Волосы-змеи у ней под кровавой вьются повязкой.
Вяз посредине стоит огромный и темный, раскинув
Старые ветви свои; сновидений лживое племя
Там находит приют, под каждым листком притаившись.
В том же преддверье толпой теснятся тени чудовищ:
Сциллы двувидные тут и кентавров стада обитают,
Тут Бриарей сторукий живет, и дракон из Лернейской
Топи шипит, и Химера огнем врагов устрашает,
Гарпии стаей вокруг великанов трехтелых летают...
В монографии “Этруски” А.Е. Наговицын отмечает: “В Древнем Риме бога Дита связывали с богом Диспатером, который в глубокой древности считался отцом света. Имя Диспатер было одним из эпитетов бога Юпитера. Важно то, что и сам Юпитер и его греческий аналог – царь богов Зевс связываются с древнейшим индоевропейским богом Дейосом, который был богом дневного света и прародителем мира и людей, поэтому Дит, Диспатер, то есть “Отец Дис” и Юпитер, – это один и тот же бог или боги с очень сходными культами и функциями, в силу чего их можно отождествлять.

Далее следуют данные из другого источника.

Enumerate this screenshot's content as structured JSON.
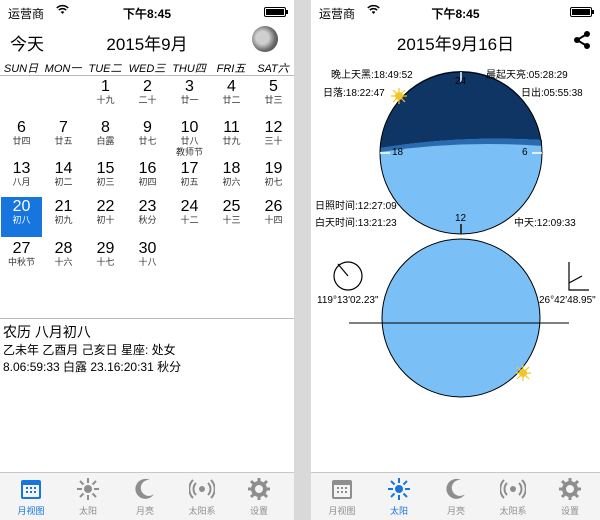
{
  "status": {
    "carrier": "运营商",
    "time": "下午8:45"
  },
  "calendar": {
    "today_label": "今天",
    "title": "2015年9月",
    "weekdays": [
      "SUN日",
      "MON一",
      "TUE二",
      "WED三",
      "THU四",
      "FRI五",
      "SAT六"
    ],
    "weeks": [
      [
        null,
        null,
        {
          "d": "1",
          "l": "十九"
        },
        {
          "d": "2",
          "l": "二十"
        },
        {
          "d": "3",
          "l": "廿一"
        },
        {
          "d": "4",
          "l": "廿二"
        },
        {
          "d": "5",
          "l": "廿三"
        }
      ],
      [
        {
          "d": "6",
          "l": "廿四"
        },
        {
          "d": "7",
          "l": "廿五"
        },
        {
          "d": "8",
          "l": "白露"
        },
        {
          "d": "9",
          "l": "廿七"
        },
        {
          "d": "10",
          "l": "廿八",
          "l2": "教师节"
        },
        {
          "d": "11",
          "l": "廿九"
        },
        {
          "d": "12",
          "l": "三十"
        }
      ],
      [
        {
          "d": "13",
          "l": "八月"
        },
        {
          "d": "14",
          "l": "初二"
        },
        {
          "d": "15",
          "l": "初三"
        },
        {
          "d": "16",
          "l": "初四"
        },
        {
          "d": "17",
          "l": "初五"
        },
        {
          "d": "18",
          "l": "初六"
        },
        {
          "d": "19",
          "l": "初七"
        }
      ],
      [
        {
          "d": "20",
          "l": "初八",
          "selected": true
        },
        {
          "d": "21",
          "l": "初九"
        },
        {
          "d": "22",
          "l": "初十"
        },
        {
          "d": "23",
          "l": "秋分"
        },
        {
          "d": "24",
          "l": "十二"
        },
        {
          "d": "25",
          "l": "十三"
        },
        {
          "d": "26",
          "l": "十四"
        }
      ],
      [
        {
          "d": "27",
          "l": "中秋节"
        },
        {
          "d": "28",
          "l": "十六"
        },
        {
          "d": "29",
          "l": "十七"
        },
        {
          "d": "30",
          "l": "十八"
        },
        null,
        null,
        null
      ]
    ],
    "info": {
      "lunar": "农历 八月初八",
      "ganzhi": "乙未年 乙酉月 己亥日 星座: 处女",
      "terms": "8.06:59:33 白露  23.16:20:31 秋分"
    }
  },
  "sun": {
    "title": "2015年9月16日",
    "dusk": "晚上天黑:18:49:52",
    "dawn": "晨起天亮:05:28:29",
    "sunset": "日落:18:22:47",
    "sunrise": "日出:05:55:38",
    "dial": [
      "24",
      "18",
      "6",
      "12"
    ],
    "sunshine": "日照时间:12:27:09",
    "daytime": "白天时间:13:21:23",
    "noon": "中天:12:09:33",
    "longitude": "119°13'02.23\"",
    "latitude": "26°42'48.95\""
  },
  "tabs": [
    "月视图",
    "太阳",
    "月亮",
    "太阳系",
    "设置"
  ],
  "colors": {
    "accent": "#1775e0",
    "night": "#0f3565",
    "day": "#7ac0f7"
  }
}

В переводе слово “патер” – отец, поэтому Юпитер – это “Отец-Ю”. Царь Тархон своего бога называл “Отец Дит”, а римляне приравненного к нему бога называли Диспатер – “Отец Дис”.

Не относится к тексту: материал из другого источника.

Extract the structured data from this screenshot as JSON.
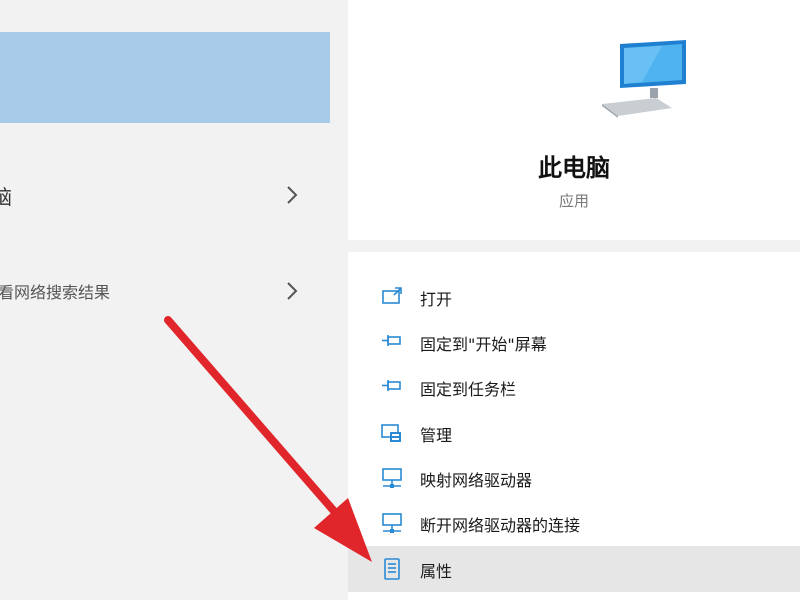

Изображение Сераписа-Диспатера из средневекового манускрипта
В древних мифологиях достаточно часто используется мотив смены поколений богов, когда древние боги Неба свергаются в Подземный мир своими сыновьями. Примерами могут служить греческая, шумерская, ассиро-вавилонская, германская и многие другие мифологические системы. Вследствие такой закономерности развития мифологических верований древний бог Диспатер как бы разделился на две своих ипостаси: под именем Юпитер он понимался римлянами как новый верховный небесный бог, под своим древним именем стал старым богом, властителем Подземного мира.

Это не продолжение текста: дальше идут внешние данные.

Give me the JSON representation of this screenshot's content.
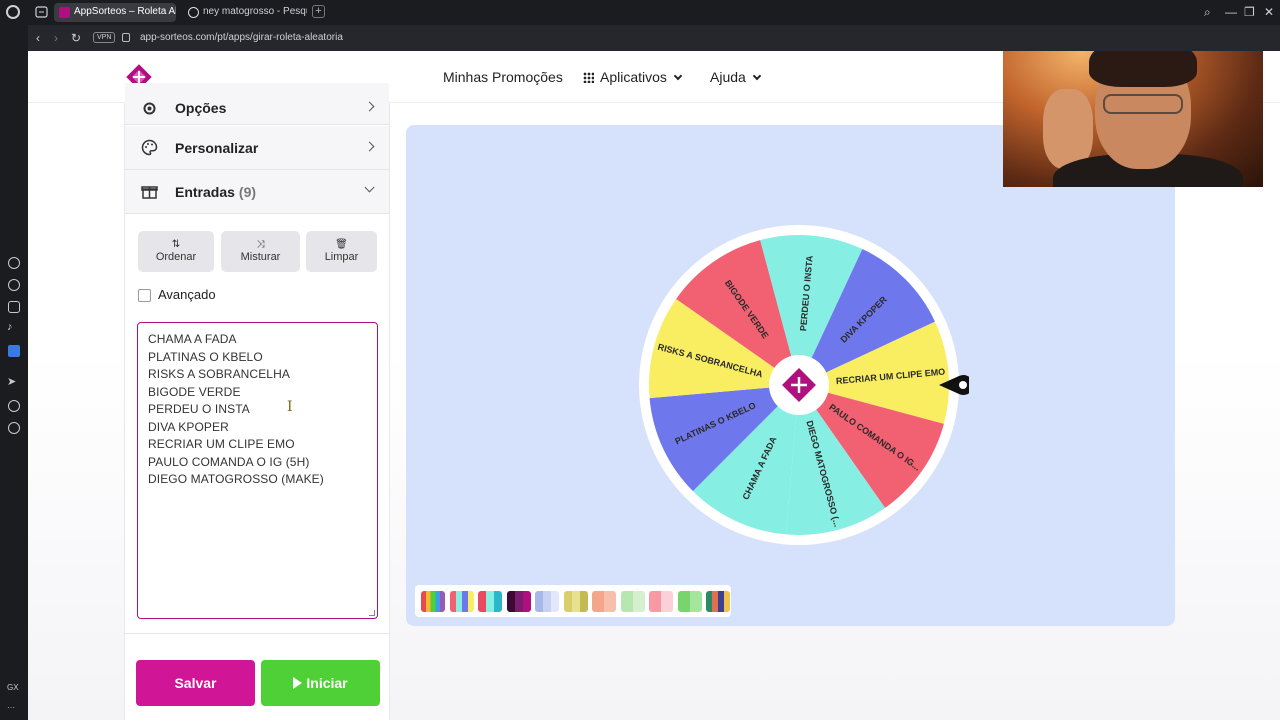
{
  "browser": {
    "tabs": [
      {
        "title": "AppSorteos – Roleta Aleat",
        "active": true
      },
      {
        "title": "ney matogrosso - Pesquis",
        "active": false
      }
    ],
    "url": "app-sorteos.com/pt/apps/girar-roleta-aleatoria",
    "vpn_label": "VPN",
    "sidebar_label": "GX"
  },
  "nav": {
    "promotions": "Minhas Promoções",
    "apps": "Aplicativos",
    "help": "Ajuda"
  },
  "panel": {
    "options_label": "Opções",
    "customize_label": "Personalizar",
    "entries_label": "Entradas",
    "entries_count": "(9)",
    "sort_label": "Ordenar",
    "shuffle_label": "Misturar",
    "clear_label": "Limpar",
    "advanced_label": "Avançado",
    "entries": [
      "CHAMA A FADA",
      "PLATINAS O KBELO",
      "RISKS A SOBRANCELHA",
      "BIGODE VERDE",
      "PERDEU O INSTA",
      "DIVA KPOPER",
      "RECRIAR UM CLIPE EMO",
      "PAULO COMANDA O IG (5H)",
      "DIEGO MATOGROSSO (MAKE)"
    ],
    "save_label": "Salvar",
    "start_label": "Iniciar"
  },
  "wheel": {
    "segments": [
      {
        "label": "RECRIAR UM CLIPE EMO",
        "color": "#f9ee62"
      },
      {
        "label": "PAULO COMANDA O IG...",
        "color": "#f26172"
      },
      {
        "label": "DIEGO MATOGROSSO (...",
        "color": "#87eee3"
      },
      {
        "label": "CHAMA A FADA",
        "color": "#87eee3"
      },
      {
        "label": "PLATINAS O KBELO",
        "color": "#6f77ec"
      },
      {
        "label": "RISKS A SOBRANCELHA",
        "color": "#f9ee62"
      },
      {
        "label": "BIGODE VERDE",
        "color": "#f26172"
      },
      {
        "label": "PERDEU O INSTA",
        "color": "#87eee3"
      },
      {
        "label": "DIVA KPOPER",
        "color": "#6f77ec"
      }
    ],
    "accent_color": "#b0107f"
  },
  "palette": {
    "swatches": [
      [
        "#e54b4b",
        "#f7b731",
        "#4cd137",
        "#3c9ee5",
        "#9b59b6"
      ],
      [
        "#f26172",
        "#87eee3",
        "#6f77ec",
        "#f9ee62"
      ],
      [
        "#e84a5f",
        "#87eee3",
        "#2ab7ca"
      ],
      [
        "#3d0a36",
        "#7c1c6e",
        "#b0107f"
      ],
      [
        "#a6b7ea",
        "#c8d3f3",
        "#e2e8fa"
      ],
      [
        "#d6cf6a",
        "#e8e18f",
        "#c2ba52"
      ],
      [
        "#f4a58a",
        "#f7c0ad"
      ],
      [
        "#b8e6b0",
        "#d4f0cf"
      ],
      [
        "#f79aa6",
        "#fbd0d6"
      ],
      [
        "#78d56e",
        "#a5e69e"
      ],
      [
        "#2b8a63",
        "#e36f52",
        "#3d3f8f",
        "#f0c14b"
      ]
    ]
  }
}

Аид, Плутон, Дит — это темный бог, но у него нет функций разрушителя мира, потому что понятия о конце мира нет в греко-римской Традиции как такового. Кроме того, Аид явно не является ни темным трикстером, ни богом дикой природы, ни магии. Эти функции выполняют Гермес и Геката.
*
Изначально темным властителем преисподней была женщина. Согласно шумерскому мифу, царством мертвых правила ужасная Эрешкигаль, в волосах которой шевелились змеи и изо рта которой выползали личинки мух. Эта шумерская (и вавилонская) богиня отчасти напоминает греческую Медузу Горгону, со змеями вместо волос, один взгляд которой обращал человека в камень. И действительно, в архетипическом контексте они представляют одно и то же. Эрешкигаль, между тем, более известна как мучительница Инанны (или Иштар). Иштар отправилась в подземное царство в поисках своего умершего возлюбленного; но богине любви не сопутствовал успех в царстве мертвых, так как Эрешкигаль не оказала ей теплого приема: она повесила ее на крюк в самой глубокой и темной части ада.
Эрешкигаль была свергнута со своего престола Нергалем (ассоциируется с Марсом), жестоким и агрессивным богом, который штурмом ворвался в царство мертвых, уже завоевав на земле все, что мог завоевать. Однако ему пришлось пойти на непростой компромисс с Эрешкигаль - и в итоге они стали править преисподней вместе. Думается, они друг друга стоили. Это совместное управление преисподней нашло свое отражение и в греческой мифологии - когда Зевс разделил власть со своими братьями, и море отдал Посейдону, а подземное царство досталось Аиду.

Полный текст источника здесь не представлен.